The zoom transition is the close cousin for card-to-detail expansions, where a card visibly grows to fill the screen:
zoom({ paths: ["/gallery", "/photo/*"], type: "expand" });
Pair it with data-zoom-exit-key on the card and data-zoom-enter-key on the detail view, the same matching idea as hero.
Adapting to the Device
A motion that feels great on a phone can feel heavy on a wide desktop monitor. Recent versions of SSGOI let your transition config be a function rather than a static object, receiving context such as whether the current device is mobile. That lets you serve a drill-in on touch devices and a gentler fade on desktop from the same codebase:
const config = ({ isMobile }: { isMobile: boolean }) => ({
transitions: isMobile
? [drill({ enter: "/post/*", exit: "*" })]

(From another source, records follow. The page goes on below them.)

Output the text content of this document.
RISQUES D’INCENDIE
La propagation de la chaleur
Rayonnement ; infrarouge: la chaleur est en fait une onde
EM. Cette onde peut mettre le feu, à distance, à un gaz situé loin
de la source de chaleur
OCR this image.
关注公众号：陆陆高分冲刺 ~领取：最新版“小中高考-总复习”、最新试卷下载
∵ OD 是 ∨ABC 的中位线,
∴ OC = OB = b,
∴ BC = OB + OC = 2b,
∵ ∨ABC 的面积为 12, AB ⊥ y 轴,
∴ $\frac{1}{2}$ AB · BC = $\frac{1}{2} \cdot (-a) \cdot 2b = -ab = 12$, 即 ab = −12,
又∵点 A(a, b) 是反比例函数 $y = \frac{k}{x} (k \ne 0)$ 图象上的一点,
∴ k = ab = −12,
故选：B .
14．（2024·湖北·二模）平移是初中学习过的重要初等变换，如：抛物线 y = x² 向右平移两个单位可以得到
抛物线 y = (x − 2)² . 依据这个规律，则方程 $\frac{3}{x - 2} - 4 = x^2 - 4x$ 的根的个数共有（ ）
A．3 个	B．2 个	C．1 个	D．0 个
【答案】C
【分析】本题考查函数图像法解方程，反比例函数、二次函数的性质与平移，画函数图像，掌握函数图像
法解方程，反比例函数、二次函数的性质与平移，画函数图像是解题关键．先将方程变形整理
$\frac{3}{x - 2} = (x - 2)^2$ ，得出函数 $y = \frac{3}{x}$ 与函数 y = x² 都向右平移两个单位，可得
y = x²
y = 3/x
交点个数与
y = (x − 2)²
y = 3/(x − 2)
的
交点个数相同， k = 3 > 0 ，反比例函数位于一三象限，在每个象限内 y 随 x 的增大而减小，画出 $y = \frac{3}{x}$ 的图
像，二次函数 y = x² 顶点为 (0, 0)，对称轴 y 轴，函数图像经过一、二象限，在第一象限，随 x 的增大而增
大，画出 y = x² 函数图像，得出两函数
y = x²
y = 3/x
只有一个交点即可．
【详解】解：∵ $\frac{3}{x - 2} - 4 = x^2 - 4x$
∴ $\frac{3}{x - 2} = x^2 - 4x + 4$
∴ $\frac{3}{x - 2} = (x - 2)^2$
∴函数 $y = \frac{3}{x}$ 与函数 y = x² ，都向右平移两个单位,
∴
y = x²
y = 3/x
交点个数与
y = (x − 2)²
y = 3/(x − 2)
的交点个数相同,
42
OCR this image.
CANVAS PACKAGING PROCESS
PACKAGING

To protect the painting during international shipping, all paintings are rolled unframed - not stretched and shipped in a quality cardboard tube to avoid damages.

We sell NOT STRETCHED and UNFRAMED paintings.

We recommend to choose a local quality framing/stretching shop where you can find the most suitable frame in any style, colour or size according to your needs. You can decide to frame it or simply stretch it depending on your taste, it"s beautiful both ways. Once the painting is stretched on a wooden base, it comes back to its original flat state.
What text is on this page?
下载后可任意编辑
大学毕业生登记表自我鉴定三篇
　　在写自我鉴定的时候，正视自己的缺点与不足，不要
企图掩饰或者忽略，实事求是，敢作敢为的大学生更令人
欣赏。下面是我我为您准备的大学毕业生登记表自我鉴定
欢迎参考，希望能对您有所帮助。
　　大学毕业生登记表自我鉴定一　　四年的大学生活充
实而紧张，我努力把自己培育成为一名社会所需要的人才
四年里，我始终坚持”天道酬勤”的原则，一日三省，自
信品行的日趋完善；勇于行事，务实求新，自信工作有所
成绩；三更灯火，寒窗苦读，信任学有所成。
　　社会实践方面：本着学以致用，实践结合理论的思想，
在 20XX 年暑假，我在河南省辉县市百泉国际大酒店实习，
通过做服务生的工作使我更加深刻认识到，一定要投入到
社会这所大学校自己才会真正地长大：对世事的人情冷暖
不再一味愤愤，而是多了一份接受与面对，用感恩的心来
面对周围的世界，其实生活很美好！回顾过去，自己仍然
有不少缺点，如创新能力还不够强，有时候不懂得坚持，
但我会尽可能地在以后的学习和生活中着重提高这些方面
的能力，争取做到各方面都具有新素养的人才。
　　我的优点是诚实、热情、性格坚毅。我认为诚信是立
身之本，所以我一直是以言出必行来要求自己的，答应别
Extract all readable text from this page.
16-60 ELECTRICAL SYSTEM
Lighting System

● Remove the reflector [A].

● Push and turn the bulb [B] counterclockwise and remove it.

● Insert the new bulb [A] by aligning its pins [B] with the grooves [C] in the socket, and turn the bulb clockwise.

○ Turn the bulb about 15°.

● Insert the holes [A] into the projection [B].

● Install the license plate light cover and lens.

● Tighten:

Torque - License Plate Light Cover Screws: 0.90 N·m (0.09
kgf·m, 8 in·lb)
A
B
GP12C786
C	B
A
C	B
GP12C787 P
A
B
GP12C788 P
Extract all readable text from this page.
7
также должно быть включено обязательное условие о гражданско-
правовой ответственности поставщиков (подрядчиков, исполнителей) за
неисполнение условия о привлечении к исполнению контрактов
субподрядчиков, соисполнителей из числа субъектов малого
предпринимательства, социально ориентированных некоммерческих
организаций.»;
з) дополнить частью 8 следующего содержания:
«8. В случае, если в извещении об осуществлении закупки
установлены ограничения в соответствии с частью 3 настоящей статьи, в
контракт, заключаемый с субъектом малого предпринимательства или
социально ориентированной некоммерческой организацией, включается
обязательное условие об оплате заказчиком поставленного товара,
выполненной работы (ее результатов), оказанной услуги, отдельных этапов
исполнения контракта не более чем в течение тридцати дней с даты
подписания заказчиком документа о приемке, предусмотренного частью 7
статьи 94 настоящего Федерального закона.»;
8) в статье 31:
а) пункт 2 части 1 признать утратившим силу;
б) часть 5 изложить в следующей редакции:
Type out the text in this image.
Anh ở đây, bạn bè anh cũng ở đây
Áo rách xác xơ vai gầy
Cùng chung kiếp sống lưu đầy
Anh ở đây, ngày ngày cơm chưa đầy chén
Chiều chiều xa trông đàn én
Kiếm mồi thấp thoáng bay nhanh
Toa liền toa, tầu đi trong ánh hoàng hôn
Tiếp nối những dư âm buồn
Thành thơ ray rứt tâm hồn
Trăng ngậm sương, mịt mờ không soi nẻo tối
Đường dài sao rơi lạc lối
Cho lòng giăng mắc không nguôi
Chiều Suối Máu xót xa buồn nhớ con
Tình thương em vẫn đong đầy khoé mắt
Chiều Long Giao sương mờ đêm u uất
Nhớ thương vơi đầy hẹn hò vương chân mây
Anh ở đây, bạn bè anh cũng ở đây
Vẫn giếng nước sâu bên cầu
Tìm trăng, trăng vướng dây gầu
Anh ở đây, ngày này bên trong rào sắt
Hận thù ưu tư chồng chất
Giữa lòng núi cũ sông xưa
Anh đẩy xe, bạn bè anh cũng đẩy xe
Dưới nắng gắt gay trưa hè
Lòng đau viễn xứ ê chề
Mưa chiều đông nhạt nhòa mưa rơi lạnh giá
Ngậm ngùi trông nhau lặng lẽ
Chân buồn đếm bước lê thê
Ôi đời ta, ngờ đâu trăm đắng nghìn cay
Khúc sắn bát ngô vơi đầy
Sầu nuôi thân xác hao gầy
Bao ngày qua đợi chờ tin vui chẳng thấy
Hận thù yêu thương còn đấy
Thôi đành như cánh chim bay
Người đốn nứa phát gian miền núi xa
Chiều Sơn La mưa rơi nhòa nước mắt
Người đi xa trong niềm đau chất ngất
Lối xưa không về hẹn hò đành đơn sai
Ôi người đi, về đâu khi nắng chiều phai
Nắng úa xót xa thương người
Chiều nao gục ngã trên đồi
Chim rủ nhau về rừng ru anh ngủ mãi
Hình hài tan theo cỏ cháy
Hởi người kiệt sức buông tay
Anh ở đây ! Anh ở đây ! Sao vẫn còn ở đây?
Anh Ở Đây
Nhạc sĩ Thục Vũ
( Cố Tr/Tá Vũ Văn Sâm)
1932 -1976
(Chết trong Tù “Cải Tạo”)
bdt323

: [fade({ paths: ["*"] })],
});
On the React side, the library has also kept pace with the framework's direction, adding support for transitions that cooperate with React's Activity component and Next.js cache-components page transitions, so you are not fighting the framework's own rendering model to get smooth motion.
Should You Reach for It
SSGOI occupies a specific and useful niche. If you want general-purpose, fine-grained control over individual element animations, a library like Motion is still the broader toolbox, and if you only need a basic cross-fade in a Chromium-first audience, the native View Transitions API may be all you need. But if your goal is "I want my web app to feel like a native app when navigating between pages, with drill-ins and shared elements and proper back-button behavior, in every browser, on whatever framework I already use," SSGOI hits that target with remarkably little code.
The honest caveats are small. Remember to use the scoped @ssgoi/* package and not the stale bare ssgoi one, keep the positioned wrapper around your content, and make sure your hero and zoom keys actually match across pages. Get those right and you are mostly choosing presets and watching your routes come to life. For an app where navigation is the experience, that is a very good trade.